As soon as class is over, I grab up my stuff and dart out of there. I don’t want to talk to anyone today. Mostly I don’t want to talk to Liz. I go straight home and I’m heading into the house when I see Augustine’s friend Jonathon Morrow coming out. He looks like he’s in a hurry, but he waves at me as he hops into a small blue and very cool BMW convertible.

“You’re home early,” says Augustine as I come into the kitchen. She’s putting what looks like two wine glasses into the dishwasher.

“I didn’t know Jonathon was still in town,” I say.

“Oh yeah,” she says in an even voice. Her back’s still to me. “He really likes Westport. He’s actually thinking about staying.”

“Cool,” I say, although I’m wondering if it’s really that cool. I mean, what does this mean? Jonathon hanging around my dad’s wife, the two of them drinking wine in the middle of the day when no one’s home. If you ask me, it’s a little fishy.

“Hey, I talked to your dad,” says Augustine. She turns around and smiles. “And at first he wasn’t too excited about it.”

“What?” I say, unsure of what she’s referring to.

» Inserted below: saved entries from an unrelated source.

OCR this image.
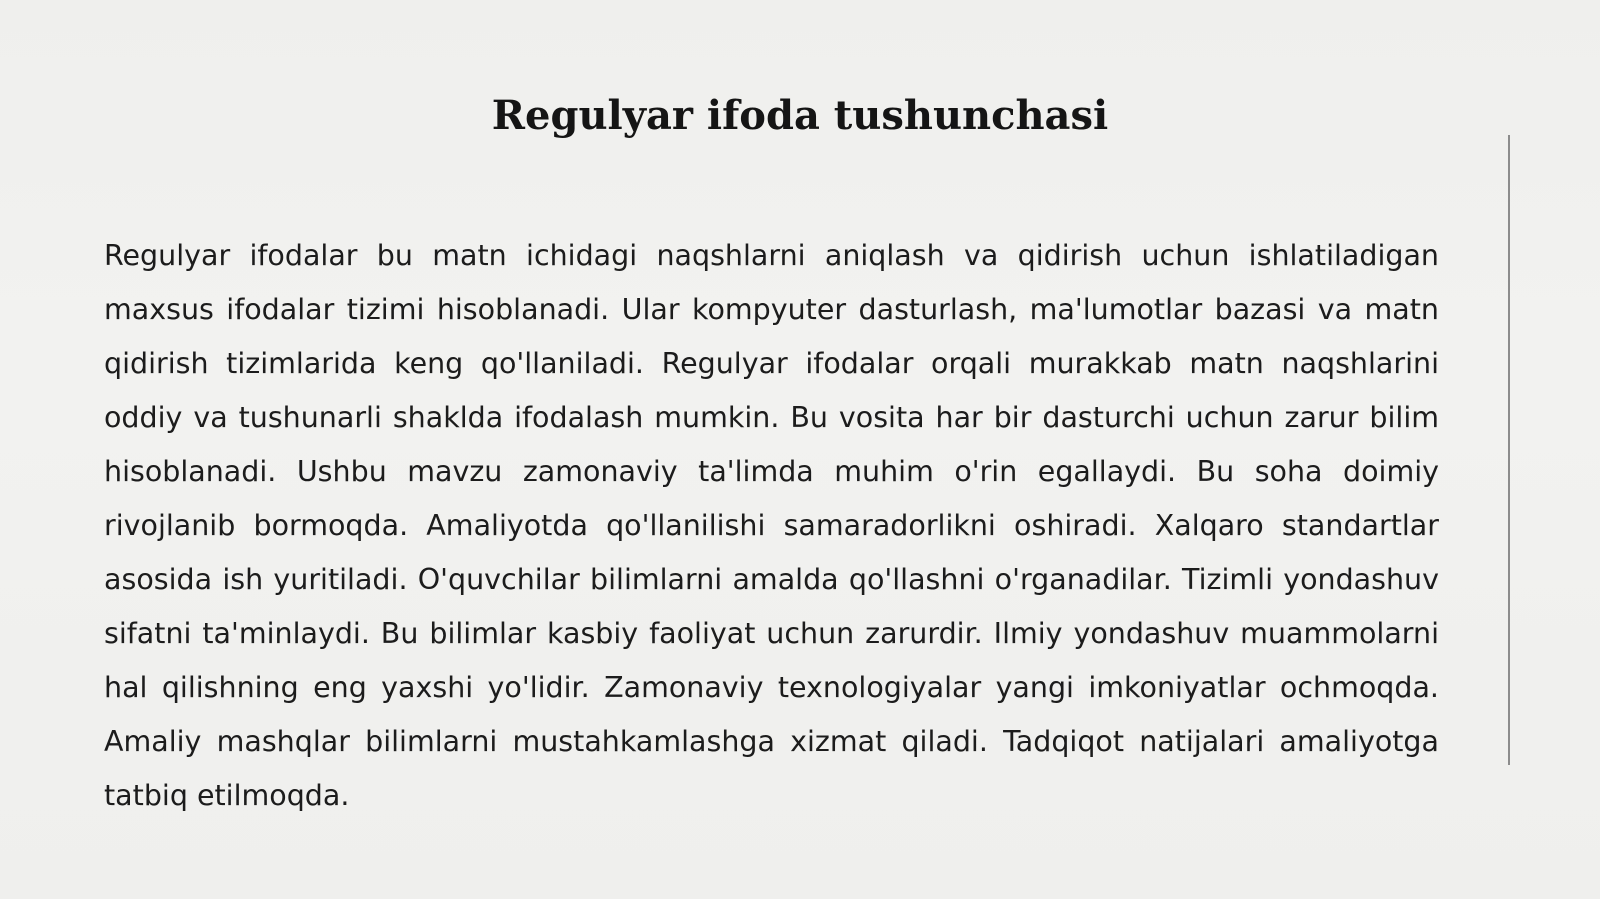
Regulyar ifoda tushunchasi

Regulyar ifodalar bu matn ichidagi naqshlarni aniqlash va qidirish uchun ishlatiladigan maxsus ifodalar tizimi hisoblanadi. Ular kompyuter dasturlash, ma'lumotlar bazasi va matn qidirish tizimlarida keng qo'llaniladi. Regulyar ifodalar orqali murakkab matn naqshlarini oddiy va tushunarli shaklda ifodalash mumkin. Bu vosita har bir dasturchi uchun zarur bilim hisoblanadi. Ushbu mavzu zamonaviy ta'limda muhim o'rin egallaydi. Bu soha doimiy rivojlanib bormoqda. Amaliyotda qo'llanilishi samaradorlikni oshiradi. Xalqaro standartlar asosida ish yuritiladi. O'quvchilar bilimlarni amalda qo'llashni o'rganadilar. Tizimli yondashuv sifatni ta'minlaydi. Bu bilimlar kasbiy faoliyat uchun zarurdir. Ilmiy yondashuv muammolarni hal qilishning eng yaxshi yo'lidir. Zamonaviy texnologiyalar yangi imkoniyatlar ochmoqda. Amaliy mashqlar bilimlarni mustahkamlashga xizmat qiladi. Tadqiqot natijalari amaliyotga tatbiq etilmoqda.
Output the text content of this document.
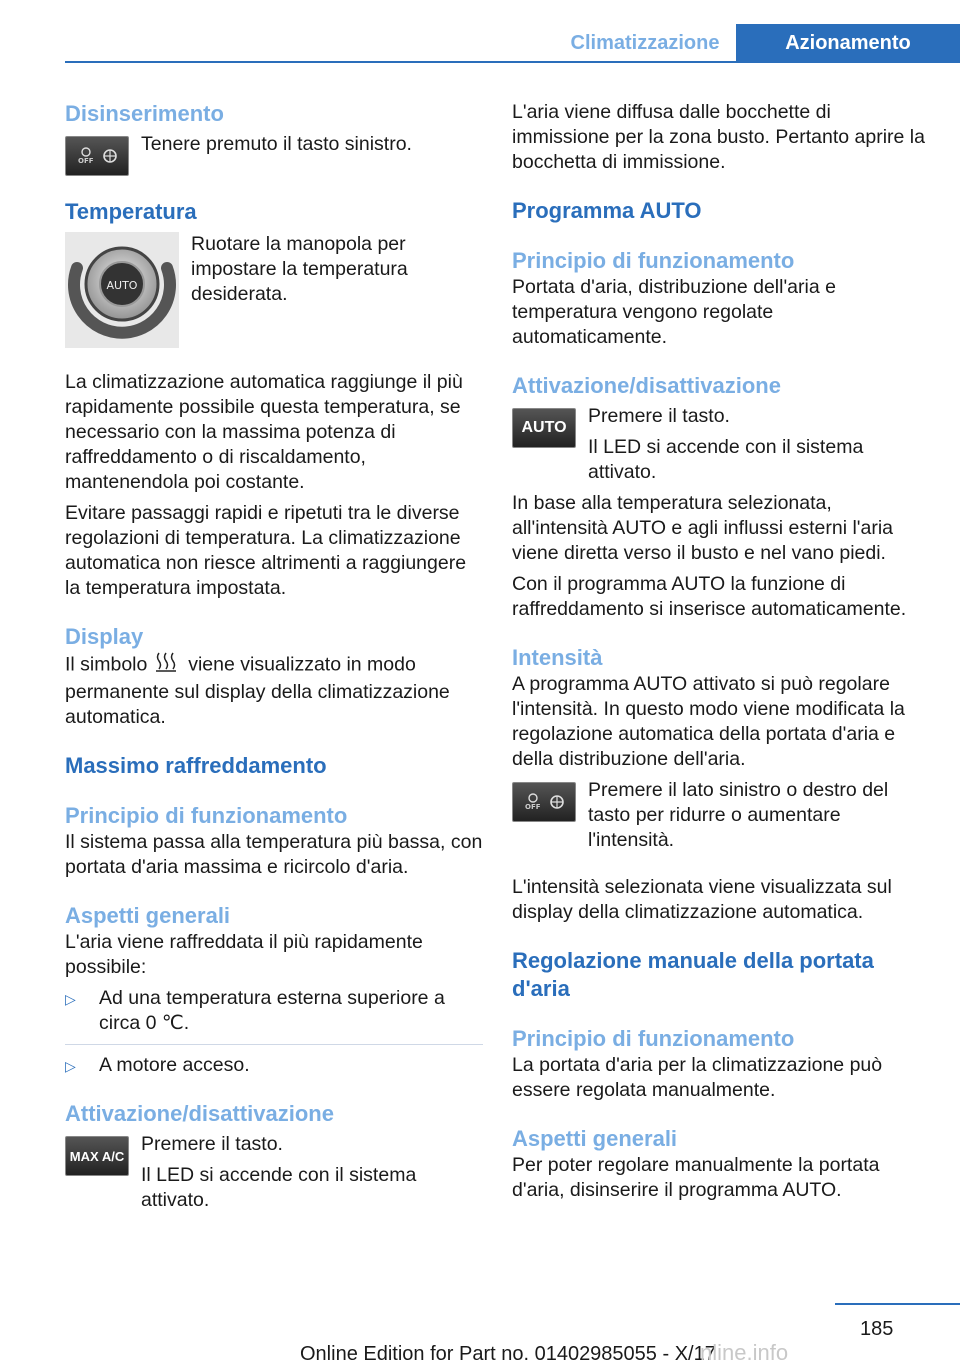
Climatizzazione	Azionamento
Disinserimento
OFF

Tenere premuto il tasto sinistro.

Temperatura
AUTO

Ruotare la manopola per impostare la temperatura desiderata.

La climatizzazione automatica raggiunge il più rapidamente possibile questa temperatura, se necessario con la massima potenza di raffreddamento o di riscaldamento, mantenendola poi costante.

Evitare passaggi rapidi e ripetuti tra le diverse regolazioni di temperatura. La climatizzazione automatica non riesce altrimenti a raggiungere la temperatura impostata.

Display

Il simbolo viene visualizzato in modo permanente sul display della climatizzazione automatica.

Massimo raffreddamento
Principio di funzionamento

Il sistema passa alla temperatura più bassa, con portata d'aria massima e ricircolo d'aria.

Aspetti generali

L'aria viene raffreddata il più rapidamente possibile:

▷	Ad una temperatura esterna superiore a circa 0 ℃.

▷	A motore acceso.

Attivazione/disattivazione
MAX A/C

Premere il tasto.

Il LED si accende con il sistema attivato.

L'aria viene diffusa dalle bocchette di immissione per la zona busto. Pertanto aprire la bocchetta di immissione.

Programma AUTO
Principio di funzionamento

Portata d'aria, distribuzione dell'aria e temperatura vengono regolate automaticamente.

Attivazione/disattivazione
AUTO

Premere il tasto.

Il LED si accende con il sistema attivato.

In base alla temperatura selezionata, all'intensità AUTO e agli influssi esterni l'aria viene diretta verso il busto e nel vano piedi.

Con il programma AUTO la funzione di raffreddamento si inserisce automaticamente.

Intensità

A programma AUTO attivato si può regolare l'intensità. In questo modo viene modificata la regolazione automatica della portata d'aria e della distribuzione dell'aria.

OFF

Premere il lato sinistro o destro del tasto per ridurre o aumentare l'intensità.

L'intensità selezionata viene visualizzata sul display della climatizzazione automatica.

Regolazione manuale della portata d'aria
Principio di funzionamento

La portata d'aria per la climatizzazione può essere regolata manualmente.

Aspetti generali

Per poter regolare manualmente la portata d'aria, disinserire il programma AUTO.

185
Online Edition for Part no. 01402985055 - X/17
nline.info
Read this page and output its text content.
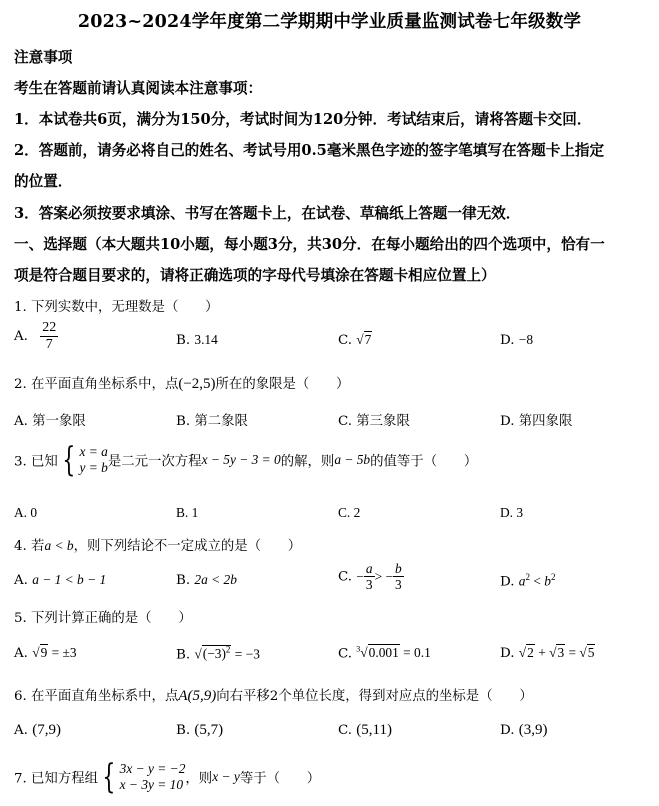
2023~2024学年度第二学期期中学业质量监测试卷七年级数学
注意事项
考生在答题前请认真阅读本注意事项：
1．本试卷共6页，满分为150分，考试时间为120分钟．考试结束后，请将答题卡交回．
2．答题前，请务必将自己的姓名、考试号用0.5毫米黑色字迹的签字笔填写在答题卡上指定
的位置．
3．答案必须按要求填涂、书写在答题卡上，在试卷、草稿纸上答题一律无效．
一、选择题（本大题共10小题，每小题3分，共30分．在每小题给出的四个选项中，恰有一
项是符合题目要求的，请将正确选项的字母代号填涂在答题卡相应位置上）
1. 下列实数中，无理数是（　　）
A. $\frac{22}{7}$	B. 3.14	C. √7	D. −8
2. 在平面直角坐标系中，点(−2,5)所在的象限是（　　）
A. 第一象限	B. 第二象限	C. 第三象限	D. 第四象限
3. 已知 { x = a
y = b 是二元一次方程x − 5y − 3 = 0的解，则a − 5b的值等于（　　）
A. 0	B. 1	C. 2	D. 3
4. 若a < b，则下列结论不一定成立的是（　　）
A. a − 1 < b − 1	B. 2a < 2b	C. − $\frac{a}{3}$ > − $\frac{b}{3}$	D. $a^2 < b^2$
5. 下列计算正确的是（　　）
A. √9 = ±3	B. $√(-3)^2 = -3$	C. $^3$√0.001 = 0.1	D. √2 + √3 = √5
6. 在平面直角坐标系中，点A(5,9)向右平移2个单位长度，得到对应点的坐标是（　　）
A. (7,9)	B. (5,7)	C. (5,11)	D. (3,9)
7. 已知方程组 { 3x − y = −2
x − 3y = 10 ，则x − y等于（　　）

“You know,” she says, “about the Wicca seminar that you asked me about.”

“Oh yeah,” I say. “I almost forgot.”

“Well, he had a lot of questions, but I think I got them smoothed over. I told him it’s all part of your spiritual exploration and that we need to allow you to grow into your spiritual self with as much support as possible. He seemed to get it.”

“So he’s okay?”

She nods.

“Thanks,” I tell her.

“And,” she says dramatically, “we’re going to pay for it too.”

“No way,” I say.

“Yep. I told him that I was going to pay for half of it, and he didn’t want to be outdone. He’ll pay for the other half.”

“Cool,” I say, although I’m actually having second thoughts right now. What if I don’t want to go? But I keep this to myself.